At issue was an overly restrictive interpretation of federal legislation that establishes a 10% administrative cap on Ryan White-funded programs. Such caps are critical in ensuring the greatest portion of resources possible goes to program rather than administration expenses.
However, this interpretation placed many traditional direct program expenses within the 10% cap, thus creating a real hardship on agencies that want to help their communities, but faced unreasonable funding restrictions. For example, it treated expenses such as patient management records and rent as administrative costs, where federal-wide regulations recognize these as vital costs required to do this work and allocable as program and not administrative costs. As such, the prior approach challenged agencies’ ability to operate Ryan White-funded programs without losing money, and placed even greater burden on programs operating in high-rent jurisdictions.
An estimated 536,000 uninsured or underinsured people with HIV rely on the Ryan White Program for lifesaving health and supportive services. It is critical to the domestic response to HIV/AIDS.
“The old policy interpretations created a financial hardship on many of the very organizations we rely on to help bring about the end of AIDS,” said AIDS United President & CEO Michael Kaplan. “While we know this action will not end the epidemic, we are clear that this will help ensure healthy and financially stable organizations who can get us to the end of HIV that much quicker.”
The AIDS United Public Policy Committee, the largest and longest running community-based HIV/AIDS coalition, raised the issue directly with HRSA in late 2013 and then worked over the next year and a half across multiple federal agencies and with HRSA to press for a revised policy clarification.
While HRSA’s announcement addresses this issue at the federal level, some states and local jurisdictions continue to place onerous funding restrictions on organizations. For example, in Alabama implementing partners in the field get no administrative costs for most services they offer. This places financial stress and challenges on the long-term sustainability of organizations who provide these critical services.
“AIDS United is grateful for HRSA’s willingness to review this issue and work in partnership with the community. We especially thank HRSA Administrator Mary Wakefield, Associate Administrator Laura Cheever, and Senior Advisor Janice Joyce, for their leadership, and the many people at HRSA who were engaged in the process,” said Kaplan.

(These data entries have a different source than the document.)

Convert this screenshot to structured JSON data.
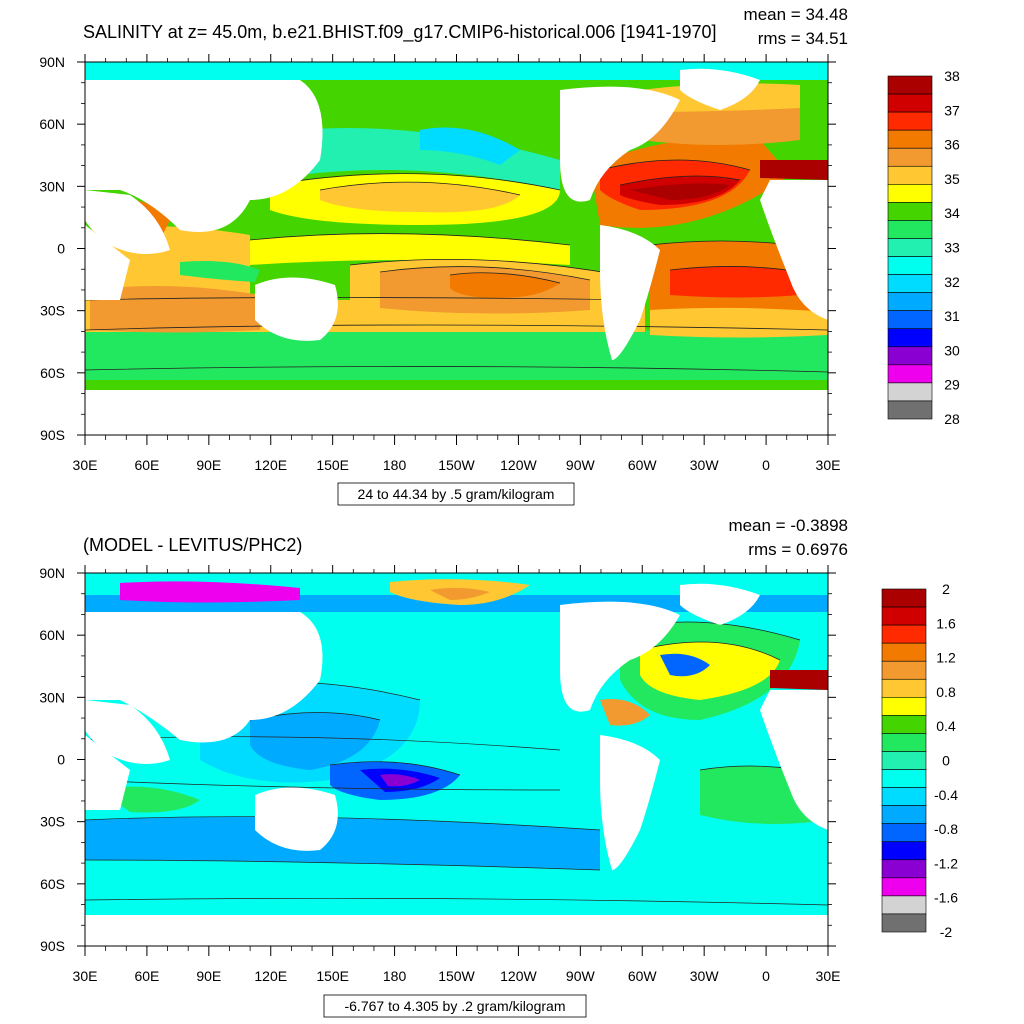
{
  "chart_data": [
    {
      "type": "heatmap",
      "title": "SALINITY at z=  45.0m, b.e21.BHIST.f09_g17.CMIP6-historical.006 [1941-1970]",
      "stats": {
        "mean": "mean = 34.48",
        "rms": "rms = 34.51"
      },
      "contour_note": "24 to 44.34 by .5 gram/kilogram",
      "x_ticks": [
        "30E",
        "60E",
        "90E",
        "120E",
        "150E",
        "180",
        "150W",
        "120W",
        "90W",
        "60W",
        "30W",
        "0",
        "30E"
      ],
      "y_ticks": [
        "90N",
        "60N",
        "30N",
        "0",
        "30S",
        "60S",
        "90S"
      ],
      "colorbar": {
        "labels": [
          "38",
          "37",
          "36",
          "35",
          "34",
          "33",
          "32",
          "31",
          "30",
          "29",
          "28"
        ],
        "colors": [
          "#aa0000",
          "#d00000",
          "#ff2a00",
          "#f27a00",
          "#f29a30",
          "#ffc832",
          "#ffff00",
          "#44d400",
          "#22e860",
          "#22f0b0",
          "#00ffee",
          "#00dcff",
          "#00aaff",
          "#0066ff",
          "#0000ff",
          "#8a00d2",
          "#ee00ee",
          "#d3d3d3",
          "#707070"
        ]
      }
    },
    {
      "type": "heatmap",
      "title": "(MODEL - LEVITUS/PHC2)",
      "stats": {
        "mean": "mean = -0.3898",
        "rms": "rms = 0.6976"
      },
      "contour_note": "-6.767 to 4.305 by .2 gram/kilogram",
      "x_ticks": [
        "30E",
        "60E",
        "90E",
        "120E",
        "150E",
        "180",
        "150W",
        "120W",
        "90W",
        "60W",
        "30W",
        "0",
        "30E"
      ],
      "y_ticks": [
        "90N",
        "60N",
        "30N",
        "0",
        "30S",
        "60S",
        "90S"
      ],
      "colorbar": {
        "labels": [
          "2",
          "1.6",
          "1.2",
          "0.8",
          "0.4",
          "0",
          "-0.4",
          "-0.8",
          "-1.2",
          "-1.6",
          "-2"
        ],
        "colors": [
          "#aa0000",
          "#d00000",
          "#ff2a00",
          "#f27a00",
          "#f29a30",
          "#ffc832",
          "#ffff00",
          "#44d400",
          "#22e860",
          "#22f0b0",
          "#00ffee",
          "#00dcff",
          "#00aaff",
          "#0066ff",
          "#0000ff",
          "#8a00d2",
          "#ee00ee",
          "#d3d3d3",
          "#707070"
        ]
      }
    }
  ],
  "palette": {
    "land": "#ffffff",
    "contour": "#222222"
  }
}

About the Public Policy Committee:
The AIDS United Public Policy Committee (PPC) is the oldest continuing federal policy coalition working to end the HIV/AIDS epidemic in the United States since 1984. It is the largest body of community-based HIV/AIDS prevention, treatment, research, education and service organizations and coalitions in the United States. The PPC has been instrumental in creating and developing important programs, including the Ryan White Program and the National HIV/AIDS Strategy. Its national membership covers jurisdictions that include more than two-thirds of people living with HIV/AIDS and advocates for the millions of people living with or affected by HIV/AIDS in the United States and the organizations that serve them. To learn more about the PPC or to become a member, go to policy.aidsunited.org
About AIDS United:
Created by a merger between the National AIDS Fund and AIDS Action in late 2010, AIDS United’s mission is to end the AIDS epidemic in the United States, through strategic grant-making, capacity building, formative research and policy. AIDS United works to ensure access to life-saving HIV/AIDS care and prevention services and to advance sound HIV/AIDS-related policy for U.S. populations and communities most impacted by the epidemic. To date, our strategic grant-making initiatives have directly funded more than $85.8 million to local communities, and have leveraged more than $110 million in additional investments for programs that include, but are not limited to, HIV prevention, access to care, capacity building, harm reduction and advocacy.